Had my motives questioned yesterday.
It was interesting. Weird, esp. in light of the fact that I had, in the past, explained them clearly. Using small words and short sentences, even. Not to mention that my actions have consistently backed up those statements. I have made a point of that *sigh* Not that they have been nefarious in this case either. But I guess sometimes the simple, honest answers won't do.
Not quite sure what to think of it. Intellectually I can see all the things that that lead up to it in this specific case and understand 'whys'. But still... There's a big difference between an intellectual concept and real internalization. As there is a difference between the concept of something viewed dispassionately at a distance (physical or mental), and the reality of the same thing up close and personal. One is intriguing to examine, the other can sting a bit.
Make one think, yanno? I guess I will just have to chalk it up to people's current headspace, influences, and experiences, and move on.

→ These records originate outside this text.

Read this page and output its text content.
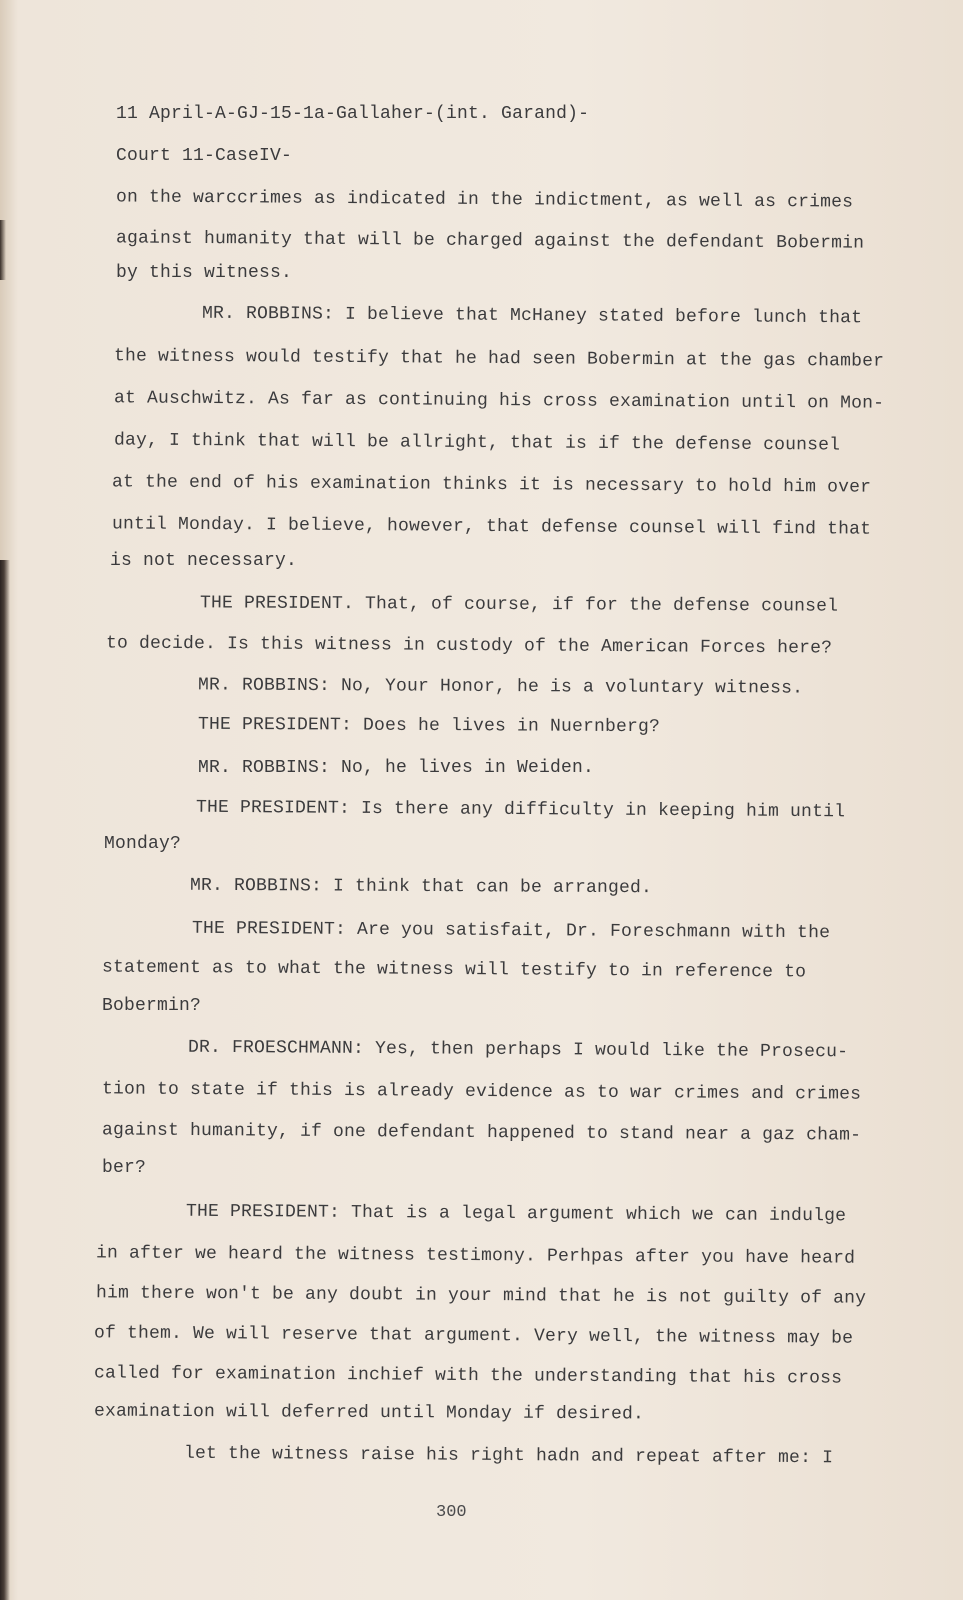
11 April-A-GJ-15-1a-Gallaher-(int. Garand)-
Court 11-CaseIV-
on the warccrimes as indicated in the indictment, as well as crimes
against humanity that will be charged against the defendant Bobermin
by this witness.
MR. ROBBINS: I believe that McHaney stated before lunch that
the witness would testify that he had seen Bobermin at the gas chamber
at Auschwitz. As far as continuing his cross examination until on Mon-
day, I think that will be allright, that is if the defense counsel
at the end of his examination thinks it is necessary to hold him over
until Monday. I believe, however, that defense counsel will find that
is not necessary.
THE PRESIDENT. That, of course, if for the defense counsel
to decide. Is this witness in custody of the American Forces here?
MR. ROBBINS: No, Your Honor, he is a voluntary witness.
THE PRESIDENT: Does he lives in Nuernberg?
MR. ROBBINS: No, he lives in Weiden.
THE PRESIDENT: Is there any difficulty in keeping him until
Monday?
MR. ROBBINS: I think that can be arranged.
THE PRESIDENT: Are you satisfait, Dr. Foreschmann with the
statement as to what the witness will testify to in reference to
Bobermin?
DR. FROESCHMANN: Yes, then perhaps I would like the Prosecu-
tion to state if this is already evidence as to war crimes and crimes
against humanity, if one defendant happened to stand near a gaz cham-
ber?
THE PRESIDENT: That is a legal argument which we can indulge
in after we heard the witness testimony. Perhpas after you have heard
him there won't be any doubt in your mind that he is not guilty of any
of them. We will reserve that argument. Very well, the witness may be
called for examination inchief with the understanding that his cross
examination will deferred until Monday if desired.
let the witness raise his right hadn and repeat after me: I
300
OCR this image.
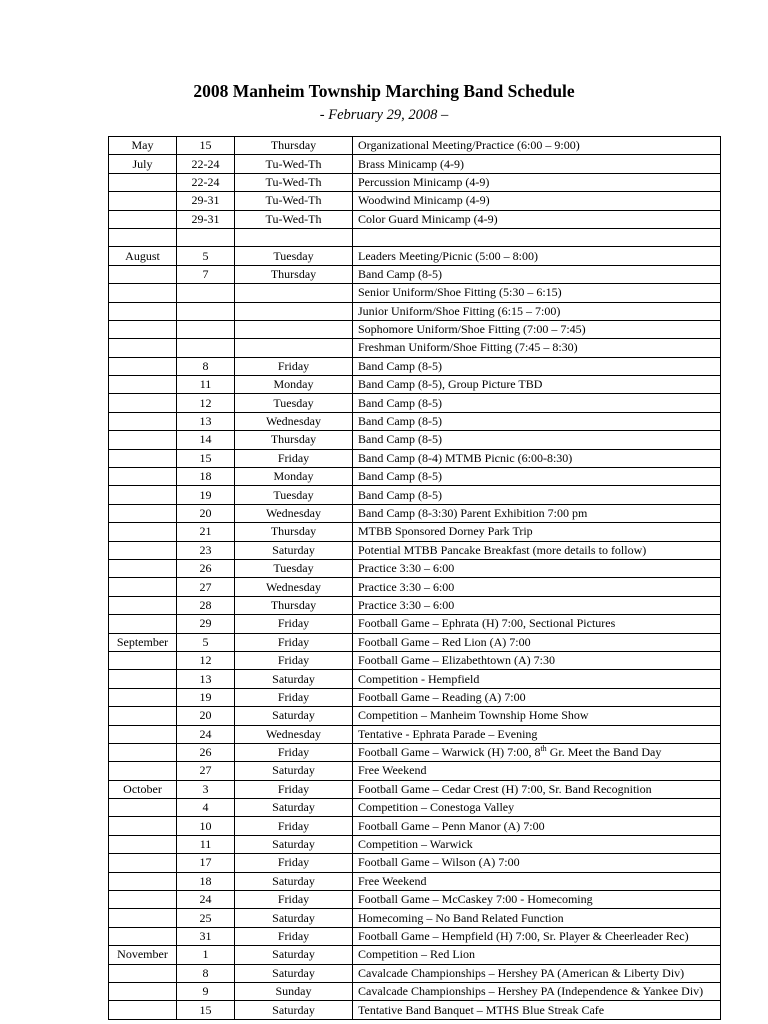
2008 Manheim Township Marching Band Schedule
- February 29, 2008 –
May	15	Thursday	Organizational Meeting/Practice (6:00 – 9:00)
July	22-24	Tu-Wed-Th	Brass Minicamp (4-9)
	22-24	Tu-Wed-Th	Percussion Minicamp (4-9)
	29-31	Tu-Wed-Th	Woodwind Minicamp (4-9)
	29-31	Tu-Wed-Th	Color Guard Minicamp (4-9)

August	5	Tuesday	Leaders Meeting/Picnic (5:00 – 8:00)
	7	Thursday	Band Camp (8-5)
			Senior Uniform/Shoe Fitting (5:30 – 6:15)
			Junior Uniform/Shoe Fitting (6:15 – 7:00)
			Sophomore Uniform/Shoe Fitting (7:00 – 7:45)
			Freshman Uniform/Shoe Fitting (7:45 – 8:30)
	8	Friday	Band Camp (8-5)
	11	Monday	Band Camp (8-5), Group Picture TBD
	12	Tuesday	Band Camp (8-5)
	13	Wednesday	Band Camp (8-5)
	14	Thursday	Band Camp (8-5)
	15	Friday	Band Camp (8-4) MTMB Picnic (6:00-8:30)
	18	Monday	Band Camp (8-5)
	19	Tuesday	Band Camp (8-5)
	20	Wednesday	Band Camp (8-3:30) Parent Exhibition 7:00 pm
	21	Thursday	MTBB Sponsored Dorney Park Trip
	23	Saturday	Potential MTBB Pancake Breakfast (more details to follow)
	26	Tuesday	Practice 3:30 – 6:00
	27	Wednesday	Practice 3:30 – 6:00
	28	Thursday	Practice 3:30 – 6:00
	29	Friday	Football Game – Ephrata (H) 7:00, Sectional Pictures
September	5	Friday	Football Game – Red Lion (A) 7:00
	12	Friday	Football Game – Elizabethtown (A) 7:30
	13	Saturday	Competition - Hempfield
	19	Friday	Football Game – Reading (A) 7:00
	20	Saturday	Competition – Manheim Township Home Show
	24	Wednesday	Tentative - Ephrata Parade – Evening
	26	Friday	Football Game – Warwick (H) 7:00, 8th Gr. Meet the Band Day
	27	Saturday	Free Weekend
October	3	Friday	Football Game – Cedar Crest (H) 7:00, Sr. Band Recognition
	4	Saturday	Competition – Conestoga Valley
	10	Friday	Football Game – Penn Manor (A) 7:00
	11	Saturday	Competition – Warwick
	17	Friday	Football Game – Wilson (A) 7:00
	18	Saturday	Free Weekend
	24	Friday	Football Game – McCaskey 7:00 - Homecoming
	25	Saturday	Homecoming – No Band Related Function
	31	Friday	Football Game – Hempfield (H) 7:00, Sr. Player & Cheerleader Rec)
November	1	Saturday	Competition – Red Lion
	8	Saturday	Cavalcade Championships – Hershey PA (American & Liberty Div)
	9	Sunday	Cavalcade Championships – Hershey PA (Independence & Yankee Div)
	15	Saturday	Tentative Band Banquet – MTHS Blue Streak Cafe
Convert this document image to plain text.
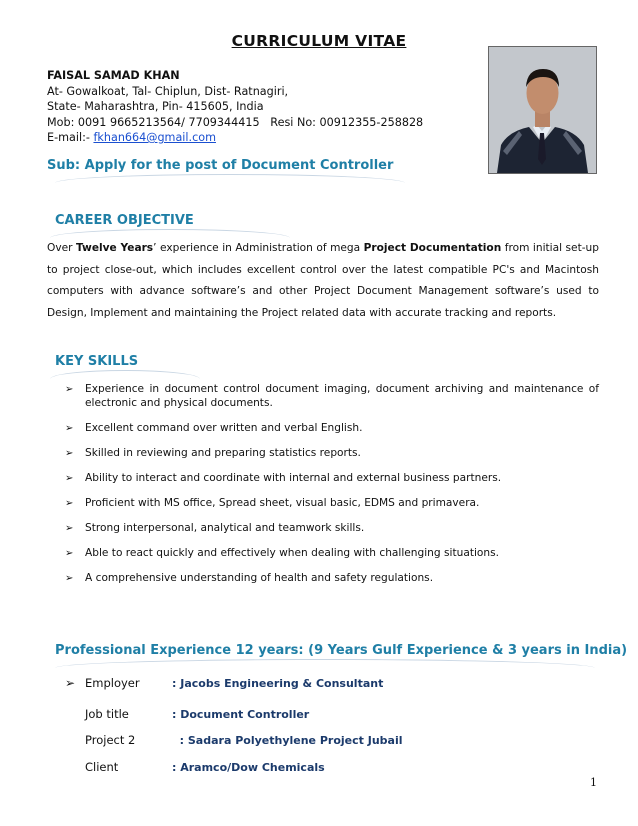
CURRICULUM VITAE
FAISAL SAMAD KHAN
At- Gowalkoat, Tal- Chiplun, Dist- Ratnagiri,
State- Maharashtra, Pin- 415605, India
Mob: 0091 9665213564/ 7709344415   Resi No: 00912355-258828
E-mail:- fkhan664@gmail.com
Sub: Apply for the post of Document Controller
CAREER OBJECTIVE
Over Twelve Years’ experience in Administration of mega Project Documentation from initial set-up to project close-out, which includes excellent control over the latest compatible PC's and Macintosh computers with advance software’s and other Project Document Management software’s used to Design, Implement and maintaining the Project related data with accurate tracking and reports.
KEY SKILLS
➢ Experience in document control document imaging, document archiving and maintenance of electronic and physical documents.
➢ Excellent command over written and verbal English.
➢ Skilled in reviewing and preparing statistics reports.
➢ Ability to interact and coordinate with internal and external business partners.
➢ Proficient with MS office, Spread sheet, visual basic, EDMS and primavera.
➢ Strong interpersonal, analytical and teamwork skills.
➢ Able to react quickly and effectively when dealing with challenging situations.
➢ A comprehensive understanding of health and safety regulations.
Professional Experience 12 years: (9 Years Gulf Experience & 3 years in India)
➢ Employer	: Jacobs Engineering & Consultant
Job title	: Document Controller
Project 2	: Sadara Polyethylene Project Jubail
Client	: Aramco/Dow Chemicals
1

Kinda funny tho, *I'm* historically the mistrusting, questioning one who sees and prepares for the negatives. Perhaps a taste of my own medicine, as it were, will help me to chose even more carefully in the future.
We always do what we MOST WANT to do, whether or not we like what we are doing at each instant of our lives. Wanting and liking many times are not the same thing. Many people have done what they say they didn't want to do at a particular moment. And that may be true until one looks deeper into the motivation behind the doing. What they are really saying is the price they will have to pay or the consequences they will have to endure, for doing or not doing that something may be too high or onerous for them to or not do it.